The new Cargill product - C*Clearset 35426 - is described as a unique blend of specialty starches for gelatin-free sugar confectionery applications with outstanding functionality. It is said to offer a softer texture with excellent flavour release, optimal transparency and facilitates up to 50% reduction in drying time compared to a single starch base. This introduction, says the company, boosts the variety of possibilities to design nutritious, convenient and tasty foods to satisfy consumers.

“When it comes to taste perception, texture is key. In Europe, gummy and jelly product launches with a texture-related claim have doubled in the past five years,” said Laura Goodbrand, EMEA starch product manager for Cargill Starches, Sweeteners & Texturizers.

Industry forecasts indicate the demand for gums and jellies will continue to grow in Europe, with the Middle East and Africa being the fastest growing region (Euromonitor, 2017).

“Not only are we seeing a change in consumer preference for softer and more transparent sweets, but we expect a rise in demand for gelatin-free products (Innova Market Insights, 2017),” said Goodbrand. “The appeal for vegan products is expanding across all categories beyond those who avoid animal products for ethical reasons. To cater to the need of this growing consumer base, gelatin use in gummies and jellies is being progressively phased out, with ‘gelatin-free’ increasingly highlighted on product packaging.”
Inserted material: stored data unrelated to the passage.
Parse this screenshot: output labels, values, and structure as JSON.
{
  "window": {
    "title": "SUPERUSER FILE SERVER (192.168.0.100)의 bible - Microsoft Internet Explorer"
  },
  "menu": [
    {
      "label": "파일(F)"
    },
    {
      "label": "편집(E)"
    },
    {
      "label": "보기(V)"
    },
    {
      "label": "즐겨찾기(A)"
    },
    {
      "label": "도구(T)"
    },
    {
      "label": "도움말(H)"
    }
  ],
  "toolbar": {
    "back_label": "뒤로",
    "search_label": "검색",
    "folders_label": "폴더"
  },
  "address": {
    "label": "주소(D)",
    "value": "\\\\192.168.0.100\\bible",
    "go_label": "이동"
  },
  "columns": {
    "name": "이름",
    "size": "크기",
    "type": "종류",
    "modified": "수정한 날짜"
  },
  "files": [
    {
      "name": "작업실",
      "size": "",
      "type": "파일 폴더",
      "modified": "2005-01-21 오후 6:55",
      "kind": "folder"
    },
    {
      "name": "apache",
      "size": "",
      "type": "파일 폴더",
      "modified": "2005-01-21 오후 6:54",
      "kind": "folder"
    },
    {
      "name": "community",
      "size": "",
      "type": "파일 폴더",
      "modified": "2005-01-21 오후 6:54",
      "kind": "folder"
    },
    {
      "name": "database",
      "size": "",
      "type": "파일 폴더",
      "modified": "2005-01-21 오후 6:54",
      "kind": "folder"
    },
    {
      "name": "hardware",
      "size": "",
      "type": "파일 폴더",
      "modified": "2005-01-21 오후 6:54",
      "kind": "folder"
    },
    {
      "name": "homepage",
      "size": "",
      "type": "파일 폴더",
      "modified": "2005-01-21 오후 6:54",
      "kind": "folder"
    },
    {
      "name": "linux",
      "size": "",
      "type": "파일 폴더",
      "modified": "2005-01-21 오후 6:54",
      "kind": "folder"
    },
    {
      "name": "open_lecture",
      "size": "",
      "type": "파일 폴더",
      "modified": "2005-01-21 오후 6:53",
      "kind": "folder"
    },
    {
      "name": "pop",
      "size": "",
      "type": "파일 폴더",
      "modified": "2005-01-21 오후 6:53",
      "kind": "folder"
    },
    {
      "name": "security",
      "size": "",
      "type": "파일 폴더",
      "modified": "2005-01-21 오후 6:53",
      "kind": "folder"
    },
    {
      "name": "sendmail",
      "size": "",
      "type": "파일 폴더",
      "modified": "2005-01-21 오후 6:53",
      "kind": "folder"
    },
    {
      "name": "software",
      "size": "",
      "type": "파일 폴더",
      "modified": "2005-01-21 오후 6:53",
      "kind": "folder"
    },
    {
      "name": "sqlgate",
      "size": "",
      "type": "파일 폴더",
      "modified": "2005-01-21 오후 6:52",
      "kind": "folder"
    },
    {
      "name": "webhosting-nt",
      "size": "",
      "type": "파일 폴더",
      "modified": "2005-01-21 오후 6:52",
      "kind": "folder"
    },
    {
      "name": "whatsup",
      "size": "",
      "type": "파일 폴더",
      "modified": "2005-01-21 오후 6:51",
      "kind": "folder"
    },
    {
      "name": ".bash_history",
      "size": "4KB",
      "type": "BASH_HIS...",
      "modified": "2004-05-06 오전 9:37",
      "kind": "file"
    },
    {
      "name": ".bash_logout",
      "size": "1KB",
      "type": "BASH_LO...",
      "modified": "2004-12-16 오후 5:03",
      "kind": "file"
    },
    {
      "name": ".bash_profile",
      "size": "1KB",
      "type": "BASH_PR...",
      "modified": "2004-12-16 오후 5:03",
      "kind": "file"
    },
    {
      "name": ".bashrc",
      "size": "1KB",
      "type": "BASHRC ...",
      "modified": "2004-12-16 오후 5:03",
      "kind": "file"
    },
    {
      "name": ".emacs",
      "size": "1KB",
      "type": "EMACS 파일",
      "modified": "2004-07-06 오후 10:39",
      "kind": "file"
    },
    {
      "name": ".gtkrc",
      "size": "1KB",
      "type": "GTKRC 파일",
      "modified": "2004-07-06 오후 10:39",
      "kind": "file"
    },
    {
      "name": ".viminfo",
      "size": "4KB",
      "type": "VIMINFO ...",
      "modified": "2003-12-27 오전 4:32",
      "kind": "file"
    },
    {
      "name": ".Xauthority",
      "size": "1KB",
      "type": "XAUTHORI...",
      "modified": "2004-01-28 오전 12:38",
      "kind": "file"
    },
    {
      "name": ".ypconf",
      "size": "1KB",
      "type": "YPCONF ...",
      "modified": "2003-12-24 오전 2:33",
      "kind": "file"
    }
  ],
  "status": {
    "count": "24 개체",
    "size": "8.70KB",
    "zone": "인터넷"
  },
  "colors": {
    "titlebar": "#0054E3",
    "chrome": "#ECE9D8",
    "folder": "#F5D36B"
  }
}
“During research, specific specialty starch products were identified as containing properties that would enhance confectionery applications,” said Jan Delobel, senior confectionery application specialist. “Extensive application testing in our pilot process facility provided a deeper understanding of the challenges faced by our customers and enabled C*Clearset 35426 starch to be tailored, in partnership, to their process flow”.

“We understand that one size doesn’t necessarily fit all”, said Lionel Gilet, EMEA technical support manager for Cargill Starches, Sweeteners & Texturizers. “Consumers’ texture preference can vary widely, influenced by factors such as age and mouth behaviour. Our industry-leading portfolio of texturizing solutions ensures we deliver a complete texture choice for our customers. C*Clearset 35426 starch is the latest addition to our confectionery starch portfolio which also includes; pectin with the Unipectine PG series, and carrageenans with the Satiagel PG series.”

C*Clearset 35426, is part of Cargill’s portfolio of texturizers and emulsifiers which includes a range of starches, lecithins, seaweeds, fruit extracts and sugar fermentation solutions.